Março de 2005
Catarina
Chega o grande dia. Nem acredito que já se passaram oito meses desde a primeira visita de Heitor. De lá para cá, ele vem me visitar regularmente, sempre cortês, sorridente e bajulador. Elogia a minha roupa, comenta sobre o meu cabelo, quer saber sobre o meu dia.
Faz sete meses que ele paga o tratamento médico do meu pai, arcando com todas as despesas do plano de saúde e garantindo as medicações necessárias ao seu bem-estar. Saber disso deixa o meu coração mais leve e faz com que cresça a minha admiração pelo homem com quem vou me casar.
Nunca ficamos realmente a sós, e entendo que é por respeito ao meu pai. Ele quer fazer tudo certo, como manda o figurino. Acho que, por essa razão, estou tão nervosa com a noite de núpcias. Como será? Eu anseio por esse momento: quero sentir o toque de um homem, saber como é ser desejada, explorar cada curva do seu corpo desconhecido. Quero ter prazer e desfrutar as delícias que — eu sei — o sexo pode me dar.
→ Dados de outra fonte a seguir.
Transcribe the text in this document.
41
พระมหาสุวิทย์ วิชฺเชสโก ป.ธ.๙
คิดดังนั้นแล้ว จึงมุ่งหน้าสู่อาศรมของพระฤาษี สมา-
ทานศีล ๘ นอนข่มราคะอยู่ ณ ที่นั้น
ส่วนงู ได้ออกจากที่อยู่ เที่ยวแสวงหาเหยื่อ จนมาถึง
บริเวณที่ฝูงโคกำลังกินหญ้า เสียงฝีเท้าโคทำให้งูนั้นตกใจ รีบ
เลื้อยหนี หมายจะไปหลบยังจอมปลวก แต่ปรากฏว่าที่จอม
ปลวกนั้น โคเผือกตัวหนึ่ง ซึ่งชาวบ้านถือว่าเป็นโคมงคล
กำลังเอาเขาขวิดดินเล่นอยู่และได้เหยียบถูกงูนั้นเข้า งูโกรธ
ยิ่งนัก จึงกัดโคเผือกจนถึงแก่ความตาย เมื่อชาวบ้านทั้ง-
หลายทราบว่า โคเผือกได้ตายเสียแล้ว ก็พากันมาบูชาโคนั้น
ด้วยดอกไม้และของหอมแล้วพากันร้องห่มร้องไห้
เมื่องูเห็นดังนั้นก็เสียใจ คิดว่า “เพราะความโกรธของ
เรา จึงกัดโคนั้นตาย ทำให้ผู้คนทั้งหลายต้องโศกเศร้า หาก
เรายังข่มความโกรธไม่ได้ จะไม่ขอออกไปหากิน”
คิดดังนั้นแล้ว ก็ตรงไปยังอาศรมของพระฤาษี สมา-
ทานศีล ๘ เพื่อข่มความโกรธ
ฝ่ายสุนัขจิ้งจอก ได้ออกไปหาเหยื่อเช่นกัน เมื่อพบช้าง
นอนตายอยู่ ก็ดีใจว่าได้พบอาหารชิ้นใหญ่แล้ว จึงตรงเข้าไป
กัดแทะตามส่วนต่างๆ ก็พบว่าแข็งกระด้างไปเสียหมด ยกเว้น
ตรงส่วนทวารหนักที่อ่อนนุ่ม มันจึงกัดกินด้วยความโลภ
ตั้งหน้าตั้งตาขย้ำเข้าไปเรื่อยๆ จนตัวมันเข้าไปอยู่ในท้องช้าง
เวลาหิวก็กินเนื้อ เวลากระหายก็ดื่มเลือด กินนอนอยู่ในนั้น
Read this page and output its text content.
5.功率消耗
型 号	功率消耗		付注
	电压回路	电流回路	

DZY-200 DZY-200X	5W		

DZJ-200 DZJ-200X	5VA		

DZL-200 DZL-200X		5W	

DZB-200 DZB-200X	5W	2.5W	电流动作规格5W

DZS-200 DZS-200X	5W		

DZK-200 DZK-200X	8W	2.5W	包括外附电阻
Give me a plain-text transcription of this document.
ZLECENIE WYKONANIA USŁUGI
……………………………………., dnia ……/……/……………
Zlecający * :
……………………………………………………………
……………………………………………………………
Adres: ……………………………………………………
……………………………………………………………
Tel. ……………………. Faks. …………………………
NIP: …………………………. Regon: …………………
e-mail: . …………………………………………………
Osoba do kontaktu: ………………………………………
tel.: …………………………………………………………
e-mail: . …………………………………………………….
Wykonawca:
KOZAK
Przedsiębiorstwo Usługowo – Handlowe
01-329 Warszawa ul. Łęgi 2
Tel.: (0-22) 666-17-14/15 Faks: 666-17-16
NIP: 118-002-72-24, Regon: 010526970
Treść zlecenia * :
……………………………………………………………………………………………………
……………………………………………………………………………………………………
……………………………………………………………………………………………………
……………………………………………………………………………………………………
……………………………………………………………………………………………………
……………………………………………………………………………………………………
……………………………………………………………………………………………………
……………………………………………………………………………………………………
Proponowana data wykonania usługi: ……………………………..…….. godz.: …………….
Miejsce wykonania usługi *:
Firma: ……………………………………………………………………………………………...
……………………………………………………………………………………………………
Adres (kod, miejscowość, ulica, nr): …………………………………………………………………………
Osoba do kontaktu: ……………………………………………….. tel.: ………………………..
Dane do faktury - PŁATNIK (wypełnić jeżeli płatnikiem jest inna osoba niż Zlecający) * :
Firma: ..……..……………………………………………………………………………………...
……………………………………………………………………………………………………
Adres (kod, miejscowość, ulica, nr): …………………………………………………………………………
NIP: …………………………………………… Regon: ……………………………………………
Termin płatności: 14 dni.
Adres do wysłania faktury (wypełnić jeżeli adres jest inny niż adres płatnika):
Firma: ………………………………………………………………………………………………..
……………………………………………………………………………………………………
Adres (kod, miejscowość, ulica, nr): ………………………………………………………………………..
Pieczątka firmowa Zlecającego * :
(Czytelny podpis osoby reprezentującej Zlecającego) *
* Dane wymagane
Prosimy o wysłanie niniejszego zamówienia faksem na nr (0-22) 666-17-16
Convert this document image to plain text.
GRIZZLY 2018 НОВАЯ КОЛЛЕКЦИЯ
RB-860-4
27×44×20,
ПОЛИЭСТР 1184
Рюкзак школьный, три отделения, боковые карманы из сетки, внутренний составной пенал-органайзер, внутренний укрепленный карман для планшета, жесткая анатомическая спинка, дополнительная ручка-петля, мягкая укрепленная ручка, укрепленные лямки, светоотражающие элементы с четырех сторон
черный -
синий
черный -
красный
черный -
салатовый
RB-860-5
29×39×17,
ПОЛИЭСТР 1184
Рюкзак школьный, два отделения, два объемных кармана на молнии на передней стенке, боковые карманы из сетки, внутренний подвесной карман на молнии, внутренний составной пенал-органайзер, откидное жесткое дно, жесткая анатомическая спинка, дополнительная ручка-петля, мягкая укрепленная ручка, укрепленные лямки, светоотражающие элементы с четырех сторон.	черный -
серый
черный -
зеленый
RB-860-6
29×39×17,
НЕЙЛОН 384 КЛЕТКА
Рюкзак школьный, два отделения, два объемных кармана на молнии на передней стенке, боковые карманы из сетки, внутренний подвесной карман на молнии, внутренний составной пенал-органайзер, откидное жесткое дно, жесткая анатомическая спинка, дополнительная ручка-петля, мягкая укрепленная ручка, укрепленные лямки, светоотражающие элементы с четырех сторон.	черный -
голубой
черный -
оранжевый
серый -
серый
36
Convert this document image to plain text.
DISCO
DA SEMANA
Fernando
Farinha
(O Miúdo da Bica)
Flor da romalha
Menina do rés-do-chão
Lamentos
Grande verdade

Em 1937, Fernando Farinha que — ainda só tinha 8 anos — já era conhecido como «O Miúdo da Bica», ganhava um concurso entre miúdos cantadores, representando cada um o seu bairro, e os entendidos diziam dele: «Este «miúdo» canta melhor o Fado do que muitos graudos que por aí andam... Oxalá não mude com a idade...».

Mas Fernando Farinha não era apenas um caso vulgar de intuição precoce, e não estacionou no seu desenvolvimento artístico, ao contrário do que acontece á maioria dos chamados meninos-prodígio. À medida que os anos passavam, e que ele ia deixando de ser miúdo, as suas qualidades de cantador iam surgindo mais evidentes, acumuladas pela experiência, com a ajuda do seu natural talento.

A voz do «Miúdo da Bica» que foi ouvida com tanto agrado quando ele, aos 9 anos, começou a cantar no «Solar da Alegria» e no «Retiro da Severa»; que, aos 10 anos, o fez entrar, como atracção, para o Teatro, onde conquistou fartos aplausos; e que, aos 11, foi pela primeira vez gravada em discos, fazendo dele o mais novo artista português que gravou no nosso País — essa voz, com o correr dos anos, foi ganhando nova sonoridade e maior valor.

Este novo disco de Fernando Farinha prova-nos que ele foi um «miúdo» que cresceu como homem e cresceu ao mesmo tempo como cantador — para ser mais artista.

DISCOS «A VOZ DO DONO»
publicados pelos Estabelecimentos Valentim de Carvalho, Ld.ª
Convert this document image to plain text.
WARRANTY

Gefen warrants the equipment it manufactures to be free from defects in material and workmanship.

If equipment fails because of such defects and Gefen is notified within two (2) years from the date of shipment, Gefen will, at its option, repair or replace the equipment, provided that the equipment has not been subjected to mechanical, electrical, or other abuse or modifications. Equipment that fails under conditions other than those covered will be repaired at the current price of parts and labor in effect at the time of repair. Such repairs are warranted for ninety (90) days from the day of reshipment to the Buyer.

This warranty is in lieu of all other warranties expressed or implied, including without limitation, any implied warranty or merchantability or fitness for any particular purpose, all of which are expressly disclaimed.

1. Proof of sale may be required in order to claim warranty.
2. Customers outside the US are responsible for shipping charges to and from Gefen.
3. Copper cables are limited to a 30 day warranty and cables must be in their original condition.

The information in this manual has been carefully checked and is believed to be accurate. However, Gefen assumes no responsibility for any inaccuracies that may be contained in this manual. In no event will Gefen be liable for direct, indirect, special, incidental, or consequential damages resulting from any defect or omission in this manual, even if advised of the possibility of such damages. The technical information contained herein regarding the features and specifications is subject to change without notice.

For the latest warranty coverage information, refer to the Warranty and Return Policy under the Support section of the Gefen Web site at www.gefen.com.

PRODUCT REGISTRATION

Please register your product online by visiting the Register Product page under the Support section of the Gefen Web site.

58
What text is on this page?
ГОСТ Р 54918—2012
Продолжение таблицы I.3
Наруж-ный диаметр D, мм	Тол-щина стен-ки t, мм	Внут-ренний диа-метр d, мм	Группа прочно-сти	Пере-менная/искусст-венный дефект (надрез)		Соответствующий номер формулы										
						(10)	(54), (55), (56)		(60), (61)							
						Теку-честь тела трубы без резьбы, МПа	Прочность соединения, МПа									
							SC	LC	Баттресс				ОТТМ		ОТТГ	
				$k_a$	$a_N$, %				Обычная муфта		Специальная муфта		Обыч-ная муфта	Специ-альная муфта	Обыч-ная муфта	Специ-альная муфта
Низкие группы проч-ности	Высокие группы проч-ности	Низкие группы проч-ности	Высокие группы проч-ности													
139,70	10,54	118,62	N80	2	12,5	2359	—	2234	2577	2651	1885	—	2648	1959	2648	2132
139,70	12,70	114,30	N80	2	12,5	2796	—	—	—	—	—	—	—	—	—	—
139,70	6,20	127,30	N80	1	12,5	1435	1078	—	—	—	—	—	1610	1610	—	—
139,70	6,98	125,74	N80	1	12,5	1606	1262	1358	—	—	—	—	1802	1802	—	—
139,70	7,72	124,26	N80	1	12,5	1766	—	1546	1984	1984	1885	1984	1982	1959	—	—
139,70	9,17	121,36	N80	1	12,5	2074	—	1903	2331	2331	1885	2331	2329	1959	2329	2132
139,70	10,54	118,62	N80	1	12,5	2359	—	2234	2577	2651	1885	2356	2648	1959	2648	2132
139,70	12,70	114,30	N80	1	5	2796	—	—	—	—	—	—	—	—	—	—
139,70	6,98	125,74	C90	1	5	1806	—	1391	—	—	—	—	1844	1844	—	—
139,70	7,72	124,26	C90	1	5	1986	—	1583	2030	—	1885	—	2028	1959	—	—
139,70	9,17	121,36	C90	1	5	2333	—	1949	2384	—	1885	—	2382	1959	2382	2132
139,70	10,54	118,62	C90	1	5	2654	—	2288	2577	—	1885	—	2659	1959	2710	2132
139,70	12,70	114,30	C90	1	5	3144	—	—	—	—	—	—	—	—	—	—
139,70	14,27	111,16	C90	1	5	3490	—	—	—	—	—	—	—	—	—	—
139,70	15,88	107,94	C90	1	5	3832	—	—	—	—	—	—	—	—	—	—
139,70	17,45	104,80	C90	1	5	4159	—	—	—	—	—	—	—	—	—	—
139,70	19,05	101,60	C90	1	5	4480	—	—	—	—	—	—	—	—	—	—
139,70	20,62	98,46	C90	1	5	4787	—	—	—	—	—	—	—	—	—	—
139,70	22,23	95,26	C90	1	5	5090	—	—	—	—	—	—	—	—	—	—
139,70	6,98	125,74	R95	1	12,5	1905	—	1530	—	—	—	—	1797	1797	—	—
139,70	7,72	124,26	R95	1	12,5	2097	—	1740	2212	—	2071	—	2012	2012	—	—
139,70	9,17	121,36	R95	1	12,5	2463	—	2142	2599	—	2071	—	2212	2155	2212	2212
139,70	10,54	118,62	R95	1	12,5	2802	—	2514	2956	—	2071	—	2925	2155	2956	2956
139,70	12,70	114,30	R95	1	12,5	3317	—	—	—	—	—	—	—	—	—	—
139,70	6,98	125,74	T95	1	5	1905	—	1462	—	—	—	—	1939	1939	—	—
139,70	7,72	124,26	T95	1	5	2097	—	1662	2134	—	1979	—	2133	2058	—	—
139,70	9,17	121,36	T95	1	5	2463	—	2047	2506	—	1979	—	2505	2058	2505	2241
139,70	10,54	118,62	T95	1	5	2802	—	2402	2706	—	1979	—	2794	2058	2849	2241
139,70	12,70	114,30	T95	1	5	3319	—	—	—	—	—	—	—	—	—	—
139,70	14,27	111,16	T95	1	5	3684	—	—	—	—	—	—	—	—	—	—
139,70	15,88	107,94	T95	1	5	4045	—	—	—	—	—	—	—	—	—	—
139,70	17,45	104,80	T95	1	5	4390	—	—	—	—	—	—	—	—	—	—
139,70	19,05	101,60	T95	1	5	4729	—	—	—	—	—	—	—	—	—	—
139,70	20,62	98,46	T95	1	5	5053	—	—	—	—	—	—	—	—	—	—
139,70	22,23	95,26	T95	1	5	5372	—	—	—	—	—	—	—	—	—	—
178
Eu comprei uma lingerie especial, fiz uma depilação completa e até consegui, em uma farmácia de Paty de Alferes, um óleo exótico, que diz ser estimulante. Se tudo correr como eu planejo, hoje ainda farei uma massagem sensual em Heitor, usando as manobras que aprendi nos vídeos da Internet.
Enquanto o maquiador faz a sua mágica, minha cabeça voa longe, já sonhando com o pós-festa. Nem acredito que a menininha inocente e inexperiente vai, finalmente, deixar de existir.
***
A noite passa em um piscar de olhos. Primeiro, a cerimônia, os votos de casamento e a chuva de arroz na saída da igreja repleta de flores. Depois, a recepção, a dança dos noivos, o cumprimento nas mesas, o borbulhar da champagne, a alegria dos meus pais. Sinto o peso da aliança na minha mão esquerda, exuberante, lembrando-me a cada minuto de que, agora, sou uma mulher casada.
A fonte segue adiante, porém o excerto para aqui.